Der Antrag der Koalition, die Wasserstoffwirtschaft fördern, beinhaltete anfangs explizit die Forderung, die Produktion von „Blauem Wasserstoff“ in Brandenburg zu fördern. Blauer Wasserstoff üblicherweise so definiert, dass bei seiner Herstellung CO2 entsteht, das aber durch CCS-Technologie abgefangen und unterirdisch gespeichert wird. Siehe Definitionen des Bundesministeriums für Bildung und Forschung, des Bundesministerium für Wirtschaft oder von Greenpeace. Die Produktion großer Mengen an Blauem Wasserstoff benötigt also die gleiche „CO2-Verpressung“, die vor Jahren für die Braunkohle vorgesehen war. Und am Widerstand der Brandenburger scheiterte.

Wir sind seit Jahren gegen die CO2-Verpressung – dies war auch explizit Teil unseres Wahlprogramms. Entsprechend schrieben wir einen Änderungsantrag. Unsere einzige Forderung: Bei der Erarbeitung der Strategie soll die unterirdische CO2-Verpressung in Brandenburg explizit ausgeschlossen werden. Irgendwie fühlte man sich da bei der Koalition wohl ertappt. Die Grünen sagten uns, sie würden einen Neudruck veranlassen, der alles klarstelle.
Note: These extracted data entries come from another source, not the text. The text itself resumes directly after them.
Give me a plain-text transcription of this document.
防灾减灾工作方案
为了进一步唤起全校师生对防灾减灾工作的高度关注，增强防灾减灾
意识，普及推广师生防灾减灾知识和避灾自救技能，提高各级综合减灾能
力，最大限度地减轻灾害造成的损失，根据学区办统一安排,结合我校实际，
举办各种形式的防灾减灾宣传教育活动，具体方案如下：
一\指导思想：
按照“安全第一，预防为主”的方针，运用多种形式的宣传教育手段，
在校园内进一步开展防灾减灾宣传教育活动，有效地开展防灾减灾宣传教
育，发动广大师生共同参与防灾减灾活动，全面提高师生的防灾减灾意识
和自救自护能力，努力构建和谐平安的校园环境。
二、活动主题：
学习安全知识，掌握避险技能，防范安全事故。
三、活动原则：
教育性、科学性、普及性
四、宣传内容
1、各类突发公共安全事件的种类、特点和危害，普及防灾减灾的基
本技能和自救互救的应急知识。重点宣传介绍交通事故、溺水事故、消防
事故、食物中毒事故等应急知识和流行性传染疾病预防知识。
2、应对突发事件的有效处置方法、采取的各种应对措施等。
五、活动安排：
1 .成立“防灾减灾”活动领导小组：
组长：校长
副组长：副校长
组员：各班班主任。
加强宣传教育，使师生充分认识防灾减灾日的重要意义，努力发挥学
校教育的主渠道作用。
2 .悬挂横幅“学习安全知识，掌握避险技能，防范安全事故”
Unser Änderungsantrag sei überflüssig, wir sollten ihn schon mal zurückziehen.

Neuer Antrag – gleiches Problem

Doch wir wollten sichergehen, dass der Neudruck die Möglichkeit zur CO2-Verpressung tatsächlich explizit ausschließt. Und so warteten wir. Nicht mal mehr 24 Stunden vor der Abstimmung kam nachts kurz vor 21:00 Uhr der Neudruck. Blauer Wasserstoff tauchte im Antragstext nun tatsächlich nicht mehr auf. Statt dessen wurde aber auf ein „Eckpunktepapier der ostdeutschen Kohleländer zur Entwicklung einer regionalen Wasserstoffwirtschaft“ verwiesen. Auf diesem sollte die Strategie nun aufbauen. Doch im Eckpunktepapier steht auf Seite 10 erneut, dass man „Blauen Wasserstoff“ als „Übergangstechnologie“ einplant. Und auf Seite 20 folgen die Sätze:

„Blauer Wasserstoff ist grauer Wasserstoff, dessen CO2 bei der Entstehung jedoch abgeschieden und gespeichert wird (engl. Carbon Capture and Storage, CCS) oder zur Erzeugung von Kraft-, Treib- oder Grundstoffen verwendet wird (engl. Carbon Capture and Utilization, CCU). Das bei der Wasserstoffproduktion erzeugte CO2 soll mit der CCS-Option durch langfristige unterirdische Speicherung treibhausgasneutral gebunden werden.“

Abgesehen von der unüblichen Hinzufügung der CCU-Technologie die gleiche Definition wie bei den Bundesministerien. Die drohende Möglichkeit der CO2-Verpressung war alles andere als beseitigt. Zumal es eine Kleinigkeit gewesen wäre, diese im Rahmen des Neudrucks mit einem einzigen Satz auszuschließen. Nicht sehr vertrauenerweckend. Wir passten den Änderungsantrag an und hielten die Forderung nach einem explizitem Ausschluss der CO2-Verpressung aufrecht.

Die Landtagsdebatte

Was in der Landtagsdebatte seitens der Koalition folgte war eine Farce an mutwilliger plumper Täuschung oder kompletter Inkompetenz. Die Grünen – die sich stets gegen CCS und CO2-Verpressung gerichtet hatten – behaupteten einfach, Blauer Wasserstoff benötige nichts dergleichen, es gebe keine Gefahr. Im Koalitionsvertrag stehe doch , dass man das nicht wolle. Dass sich der Koalitionsvertrag ohne unser Zutun jederzeit ändern kann und wir auch seine Einhaltung nicht einklagen können erwähnte Clemens Rostock (Grüne) hingegen nicht.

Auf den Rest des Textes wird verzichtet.